- McClenahan, from a 1930 newspaper
- Born: August 1, 1885 Des Moines, Iowa, U.S.
- Died: February 22, 1969 (aged 83) Los Angeles, California, U.S.
- Occupations: Social worker, sociologist, college professor

= Bessie McClenahan =

American social worker

Bessie Averne McClenahan (August 1, 1885 – February 22, 1969) was an American social worker, sociologist, and college professor. She developed basic principles in the field of community organizing.

==Early life and education==
McClenahan was born in Des Moines, Iowa, the daughter of Commodore J. McClenahan and Rachel Saylor McClenahan.
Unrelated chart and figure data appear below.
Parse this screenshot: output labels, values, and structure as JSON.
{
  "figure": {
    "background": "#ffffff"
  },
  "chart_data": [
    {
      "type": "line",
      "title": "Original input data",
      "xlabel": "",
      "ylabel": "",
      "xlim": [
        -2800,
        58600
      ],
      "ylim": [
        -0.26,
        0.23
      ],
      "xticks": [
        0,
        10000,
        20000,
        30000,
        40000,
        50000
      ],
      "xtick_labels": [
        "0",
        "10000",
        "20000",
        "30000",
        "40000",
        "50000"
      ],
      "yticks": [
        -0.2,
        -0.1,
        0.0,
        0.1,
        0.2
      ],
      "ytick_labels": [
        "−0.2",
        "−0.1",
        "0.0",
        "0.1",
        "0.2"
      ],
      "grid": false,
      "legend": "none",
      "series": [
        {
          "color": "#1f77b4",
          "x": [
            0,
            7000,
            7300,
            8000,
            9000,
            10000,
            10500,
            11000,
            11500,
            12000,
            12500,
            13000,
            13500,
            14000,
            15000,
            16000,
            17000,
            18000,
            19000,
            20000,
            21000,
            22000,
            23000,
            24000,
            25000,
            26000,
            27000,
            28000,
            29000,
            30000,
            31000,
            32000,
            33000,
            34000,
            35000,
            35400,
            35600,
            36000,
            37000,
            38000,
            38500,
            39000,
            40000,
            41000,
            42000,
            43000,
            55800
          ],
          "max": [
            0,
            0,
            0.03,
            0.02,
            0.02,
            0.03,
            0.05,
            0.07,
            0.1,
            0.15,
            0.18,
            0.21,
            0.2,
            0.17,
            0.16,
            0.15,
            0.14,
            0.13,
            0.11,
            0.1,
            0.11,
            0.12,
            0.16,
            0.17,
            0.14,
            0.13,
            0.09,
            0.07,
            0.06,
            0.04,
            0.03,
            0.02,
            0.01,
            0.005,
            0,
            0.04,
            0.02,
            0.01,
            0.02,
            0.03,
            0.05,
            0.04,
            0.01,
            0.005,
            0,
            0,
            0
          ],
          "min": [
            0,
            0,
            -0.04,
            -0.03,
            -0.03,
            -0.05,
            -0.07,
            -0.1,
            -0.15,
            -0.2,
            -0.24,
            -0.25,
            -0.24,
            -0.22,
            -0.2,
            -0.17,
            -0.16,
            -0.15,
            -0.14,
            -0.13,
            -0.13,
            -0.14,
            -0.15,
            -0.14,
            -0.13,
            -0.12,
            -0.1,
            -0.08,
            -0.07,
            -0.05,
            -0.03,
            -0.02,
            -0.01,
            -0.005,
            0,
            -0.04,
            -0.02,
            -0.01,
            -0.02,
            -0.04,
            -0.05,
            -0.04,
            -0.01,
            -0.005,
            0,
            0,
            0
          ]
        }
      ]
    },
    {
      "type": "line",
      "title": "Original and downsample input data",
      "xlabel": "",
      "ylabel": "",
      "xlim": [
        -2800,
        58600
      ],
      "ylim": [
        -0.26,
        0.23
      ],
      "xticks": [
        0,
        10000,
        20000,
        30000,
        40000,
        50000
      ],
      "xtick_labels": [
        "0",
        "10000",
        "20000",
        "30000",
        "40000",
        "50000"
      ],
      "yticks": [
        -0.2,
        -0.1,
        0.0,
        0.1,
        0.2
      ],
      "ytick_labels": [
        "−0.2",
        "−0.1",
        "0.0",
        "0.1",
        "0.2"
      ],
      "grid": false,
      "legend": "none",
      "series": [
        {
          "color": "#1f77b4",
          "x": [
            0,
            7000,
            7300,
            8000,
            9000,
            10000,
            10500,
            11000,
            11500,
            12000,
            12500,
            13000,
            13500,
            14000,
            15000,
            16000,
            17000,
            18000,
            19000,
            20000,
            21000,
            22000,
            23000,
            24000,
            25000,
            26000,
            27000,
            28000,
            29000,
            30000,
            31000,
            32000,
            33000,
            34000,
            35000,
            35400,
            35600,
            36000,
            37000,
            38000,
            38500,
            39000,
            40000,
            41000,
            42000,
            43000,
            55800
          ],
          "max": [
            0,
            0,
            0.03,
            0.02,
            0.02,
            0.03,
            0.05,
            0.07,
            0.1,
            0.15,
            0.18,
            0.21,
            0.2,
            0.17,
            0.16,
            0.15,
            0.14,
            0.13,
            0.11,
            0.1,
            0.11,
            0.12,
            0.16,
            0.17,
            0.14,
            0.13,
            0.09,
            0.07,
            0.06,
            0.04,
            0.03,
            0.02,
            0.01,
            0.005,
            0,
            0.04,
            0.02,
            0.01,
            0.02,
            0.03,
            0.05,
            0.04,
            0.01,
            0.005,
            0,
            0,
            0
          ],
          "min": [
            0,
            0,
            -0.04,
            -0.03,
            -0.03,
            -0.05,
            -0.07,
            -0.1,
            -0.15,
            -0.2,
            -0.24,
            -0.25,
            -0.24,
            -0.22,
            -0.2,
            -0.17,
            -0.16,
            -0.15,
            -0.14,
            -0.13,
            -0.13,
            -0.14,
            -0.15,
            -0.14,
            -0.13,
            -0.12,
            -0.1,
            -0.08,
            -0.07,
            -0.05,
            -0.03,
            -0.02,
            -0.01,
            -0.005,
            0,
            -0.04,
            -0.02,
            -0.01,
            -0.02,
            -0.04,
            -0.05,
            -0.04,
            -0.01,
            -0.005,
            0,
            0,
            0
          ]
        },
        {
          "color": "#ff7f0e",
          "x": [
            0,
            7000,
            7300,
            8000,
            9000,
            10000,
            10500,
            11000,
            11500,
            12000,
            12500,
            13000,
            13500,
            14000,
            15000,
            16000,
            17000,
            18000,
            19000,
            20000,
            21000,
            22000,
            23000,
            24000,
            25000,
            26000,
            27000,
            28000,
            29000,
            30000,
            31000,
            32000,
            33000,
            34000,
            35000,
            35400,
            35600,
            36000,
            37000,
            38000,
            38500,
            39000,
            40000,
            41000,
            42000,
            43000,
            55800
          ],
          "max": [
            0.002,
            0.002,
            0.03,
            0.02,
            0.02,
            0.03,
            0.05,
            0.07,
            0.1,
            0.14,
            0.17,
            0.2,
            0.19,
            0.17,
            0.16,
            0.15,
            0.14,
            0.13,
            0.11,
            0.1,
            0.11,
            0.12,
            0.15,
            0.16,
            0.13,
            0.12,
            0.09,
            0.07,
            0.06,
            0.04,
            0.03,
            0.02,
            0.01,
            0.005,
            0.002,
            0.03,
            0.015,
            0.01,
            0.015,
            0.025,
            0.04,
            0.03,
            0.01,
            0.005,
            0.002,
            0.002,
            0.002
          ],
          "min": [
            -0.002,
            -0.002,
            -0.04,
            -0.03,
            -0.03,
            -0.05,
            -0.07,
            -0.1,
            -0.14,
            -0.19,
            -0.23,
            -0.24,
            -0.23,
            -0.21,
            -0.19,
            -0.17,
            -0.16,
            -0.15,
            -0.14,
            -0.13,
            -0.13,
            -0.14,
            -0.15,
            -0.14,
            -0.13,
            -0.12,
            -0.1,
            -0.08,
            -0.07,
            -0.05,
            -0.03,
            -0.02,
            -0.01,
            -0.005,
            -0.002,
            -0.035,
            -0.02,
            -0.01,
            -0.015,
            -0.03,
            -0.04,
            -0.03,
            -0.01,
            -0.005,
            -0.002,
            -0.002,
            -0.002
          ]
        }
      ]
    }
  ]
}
She graduated from Drake University, and earned a master's degree from the University of Iowa, with further studies at the New York School for Philanthropy.

==Career==
McClenahan inspected charities and conducted survey research while she was assistant secretary of Associated Charities of Des Moines, and later as director of the social welfare department at the University of Iowa. She spoke to women's clubs and community groups on various topics, including "The Social Significance of Play" and "Recreation and the Movies".

In 1913 McClenahan did relief work with the American Red Cross in Dayton, Ohio, after a major flood there. During World War I she worked with the Red Cross again, promoting training programs for home service work. In 1919 and 1920 she was a lecturer at the Missouri School of Social Economy. After a time as director of the Community Council in St. Louis, she became an associate professor of rural sociology at the University of Missouri in 1924.

McClenahan moved to Southern California with her mother in 1926. She was assistant professor of sociology and assistant director of the School of Social Work at the University of Southern California (USC); she also taught sociology at the University of California, Los Angeles (UCLA). She spoke to the Des Moines Council of Social Agencies in 1930, on "Training Girls for Leadership" in Whittier in 1931, and at the Pasadena YWCA in 1935. She taught an adult evening class at USC on "Women in Industry" in 1935, and summer courses at Utah State Agricultural College in 1938. She was active in church work in Los Angeles after World War II. She was president of the Women's Faculty Club at USC in 1950.

In 1933, McClenahan became the third woman admitted to the membership of the International Institute of Sociology in Geneva. She is credited with providing important practical underpinnings to the fields of social welfare and community organizing.

==Publications==
- The Social Survey (1916)
- The Iowa Plan for the Combination of Public and Private Relief (1918, with Paul Skeels Pierce and Sudhindra Bose)
- Organizing the Community: A Review of Practical Principles (1922)
- The Changing Urban Neighborhood: From Neighbor to Nigh-dweller; a Sociological Study (1929)
- "The Child of the Relief Agency" (1935)
- "The Group Work Field: A Professional Evaluation in Terms of a Summary of Aims, Principles, and Types of Group Work" (1936)
- The Social Workers' Dictionary (1936, co-edited with Erle Fiske Young and Pauline V. Young)
- "Social Causes of Decline of Neighborhoods" (1942)
- "Sociology and Social Planning" (1953)

== Personal life ==
McClenahan lived in Southern California with her mother from 1926 until her mother's death in 1948. She had a new home built for her in "Spanish" or mission style, in the View Park neighborhood. She died in Los Angeles in 1969, at the age of 83.